Credit: Instagram @cinema_dream

Imagine a world where Kate Winslet didn’t order Leonardo DiCaprio to “paint me like one of your French girls”. Winslet told a startled The Late Show With Stephen Colbert audience that DiCaprio wasn’t first choice to play Jack Dawson in James Cameron’s mega-hot Titanic. Twenty years since the latter sunk a replica ship in order to tell the timeless tale of the 1912 tragedy that took 1500 people’s lives, Winslet – in mere seconds – changed everything we thought we knew. The man who was originally meant to play Jack? Matthew McConaughey.

“I auditioned with Matthew, isn’t that weird?” Winslet told Colbert. “Never said that in public before. I auditioned with Matthew, which was completely fantastic. It just wouldn’t have been the whole, Jack and Rose, Kate and Leo thing.”

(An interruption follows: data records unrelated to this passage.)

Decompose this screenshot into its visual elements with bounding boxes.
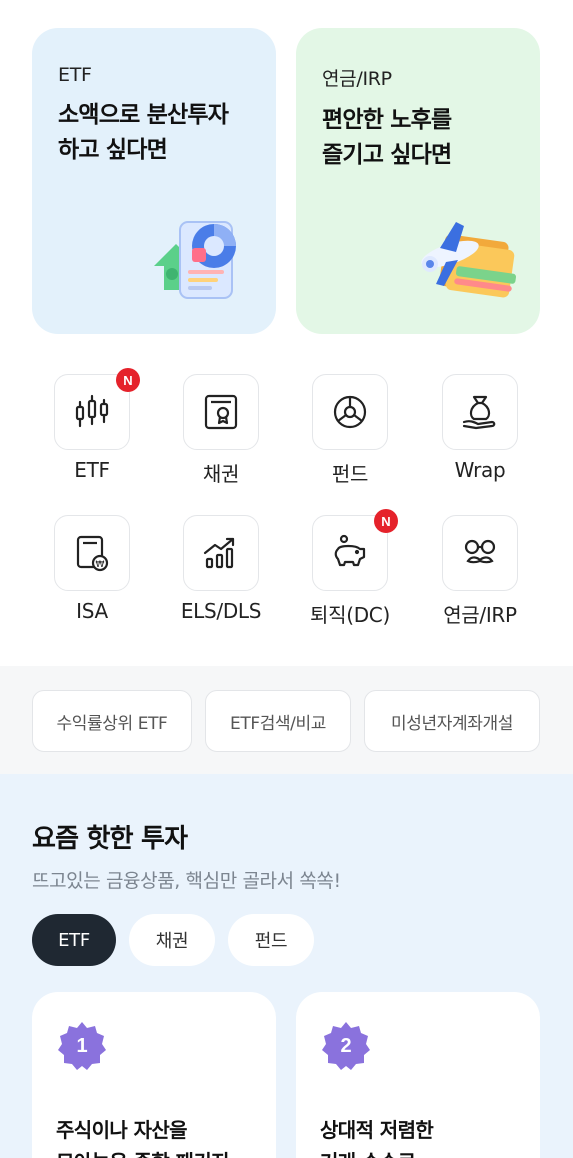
- promo-headline: 편안한 노후를 즐기고 싶다면: [322, 107, 452, 168]
- menu-icon-box: [442, 374, 518, 450]
- tab-etf[interactable]: ETF: [32, 914, 116, 966]
- menu-icon-box: ₩: [54, 515, 130, 591]
- menu-label: 채권: [202, 462, 240, 486]
- money-bag-hand-icon: [462, 395, 496, 430]
- svg-text:₩: ₩: [96, 560, 105, 570]
- quick-links-bar: 수익률상위 ETF ETF검색/비교 미성년자계좌개설: [0, 666, 573, 774]
- menu-icon-box: [183, 374, 259, 450]
- quick-link-etf-search[interactable]: ETF검색/비교: [205, 690, 351, 752]
- glasses-mustache-icon: [464, 539, 496, 564]
- piggy-bank-icon: [334, 534, 366, 567]
- menu-item-bond[interactable]: 채권: [171, 374, 271, 494]
- chart-report-illustration: [154, 221, 236, 299]
- menu-label: 펀드: [331, 462, 369, 486]
- hot-investments-section: 요즘 핫한 투자 뜨고있는 금융상품, 핵심만 골라서 쏙쏙! ETF 채권 펀…: [0, 774, 573, 1158]
- promo-card-pension[interactable]: 연금/IRP 편안한 노후를 즐기고 싶다면: [296, 28, 540, 334]
- section-title: 요즘 핫한 투자: [32, 824, 188, 854]
- promo-eyebrow: 연금/IRP: [322, 68, 392, 90]
- airplane-passport-illustration: [421, 222, 517, 298]
- menu-label: 연금/IRP: [443, 603, 517, 627]
- promo-eyebrow: ETF: [58, 64, 92, 86]
- menu-icon-box: [442, 515, 518, 591]
- quick-link-minor-account[interactable]: 미성년자계좌개설: [364, 690, 540, 752]
- menu-icon-box: [183, 515, 259, 591]
- won-account-icon: ₩: [76, 535, 109, 572]
- menu-item-isa[interactable]: ₩ ISA: [42, 515, 142, 635]
- rank-number: 2: [340, 1034, 352, 1057]
- menu-label: 퇴직(DC): [310, 603, 390, 627]
- menu-item-fund[interactable]: 펀드: [300, 374, 400, 494]
- rising-bars-icon: [203, 537, 235, 569]
- menu-item-els-dls[interactable]: ELS/DLS: [171, 515, 271, 635]
- tab-bond[interactable]: 채권: [129, 914, 215, 966]
- rank-number: 1: [76, 1034, 88, 1057]
- menu-item-wrap[interactable]: Wrap: [430, 374, 530, 494]
- menu-label: Wrap: [454, 458, 506, 482]
- pie-chart-icon: [333, 395, 367, 429]
- menu-item-pension-irp[interactable]: 연금/IRP: [430, 515, 530, 635]
- bond-certificate-icon: [204, 394, 238, 430]
- menu-label: ETF: [74, 458, 110, 482]
- new-badge: N: [374, 509, 398, 533]
- new-badge: N: [116, 368, 140, 392]
- menu-label: ISA: [76, 599, 108, 623]
- candlestick-icon: [75, 394, 109, 428]
- hot-card-2[interactable]: 2 상대적 저렴한 거래 수수료: [296, 992, 540, 1158]
- menu-item-retirement-dc[interactable]: N 퇴직(DC): [300, 509, 400, 635]
- tab-fund[interactable]: 펀드: [228, 914, 314, 966]
- card-text: 상대적 저렴한 거래 수수료: [320, 1118, 434, 1158]
- promo-card-etf[interactable]: ETF 소액으로 분산투자 하고 싶다면: [32, 28, 276, 334]
- quick-link-top-return-etf[interactable]: 수익률상위 ETF: [32, 690, 192, 752]
- section-subtitle: 뜨고있는 금융상품, 핵심만 골라서 쏙쏙!: [32, 870, 341, 892]
- menu-icon-box: [312, 374, 388, 450]
- card-text: 주식이나 자산을 모아놓은 종합 패키지: [56, 1118, 230, 1158]
- promo-headline: 소액으로 분산투자 하고 싶다면: [58, 102, 229, 163]
- hot-card-1[interactable]: 1 주식이나 자산을 모아놓은 종합 패키지: [32, 992, 276, 1158]
- rank-badge: 1: [56, 1020, 108, 1072]
- menu-item-etf[interactable]: N ETF: [42, 368, 142, 494]
- menu-label: ELS/DLS: [180, 599, 262, 623]
- rank-badge: 2: [320, 1020, 372, 1072]
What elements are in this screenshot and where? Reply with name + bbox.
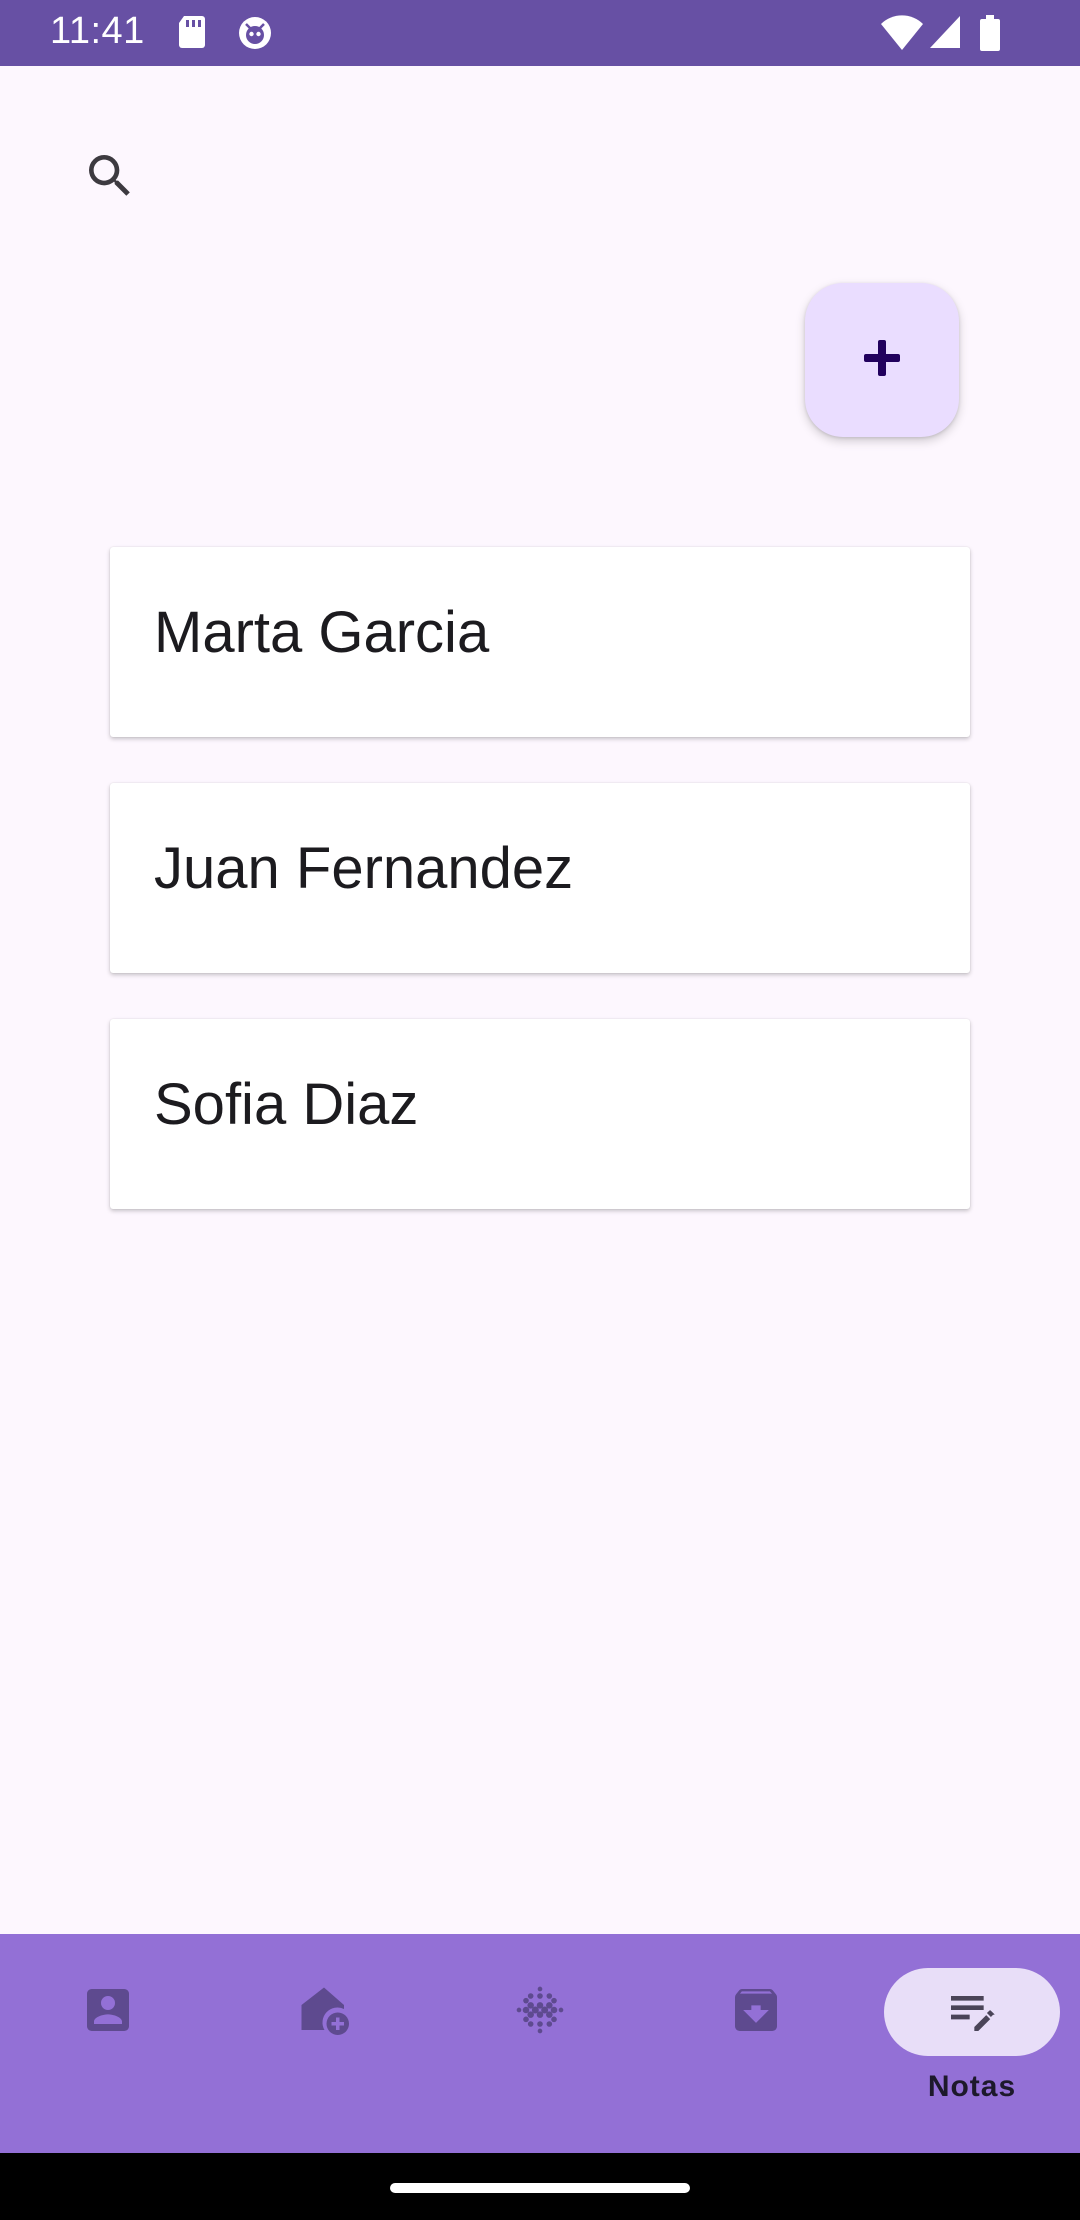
navigation-gesture-bar — [0, 2153, 1080, 2220]
contact-name: Marta Garcia — [154, 600, 490, 665]
contact-card[interactable]: Juan Fernandez — [110, 783, 970, 973]
wifi-icon — [880, 14, 924, 57]
contact-icon — [80, 1982, 136, 2043]
contact-list: Marta Garcia Juan Fernandez Sofia Diaz — [110, 547, 970, 1255]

A couple of other revelations: Winslet got hypothermia while filming in the water, the sweat that was present on the car window in the sex scene was bottled water and the actress does believe Jack could have jumped on the board with Rose. (Watch Winslet test this theory with Colbert above).

The question of course is in response to director James Cameron’s recent comments that the film would have been “meaningless” had Rose allowed Jack to get up onto the board with her and live. “The answer is very simple because it says on page 147 [of the script] that Jack dies. Very simple,” he began. “Obviously it was an artistic choice, the thing was just big enough to hold her, and not big enough to hold him. Had he lived, the ending of the film would have been meaningless. The film is about death and separation; he had to die. So whether it was that, or whether a smoke stack fell on him, he was going down. It’s called art, things happen for artistic reasons, not for physics reasons.”

Winslet’s new film, Wonder Wheel – directed by Woody Allen – is in Australian cinemas December 7.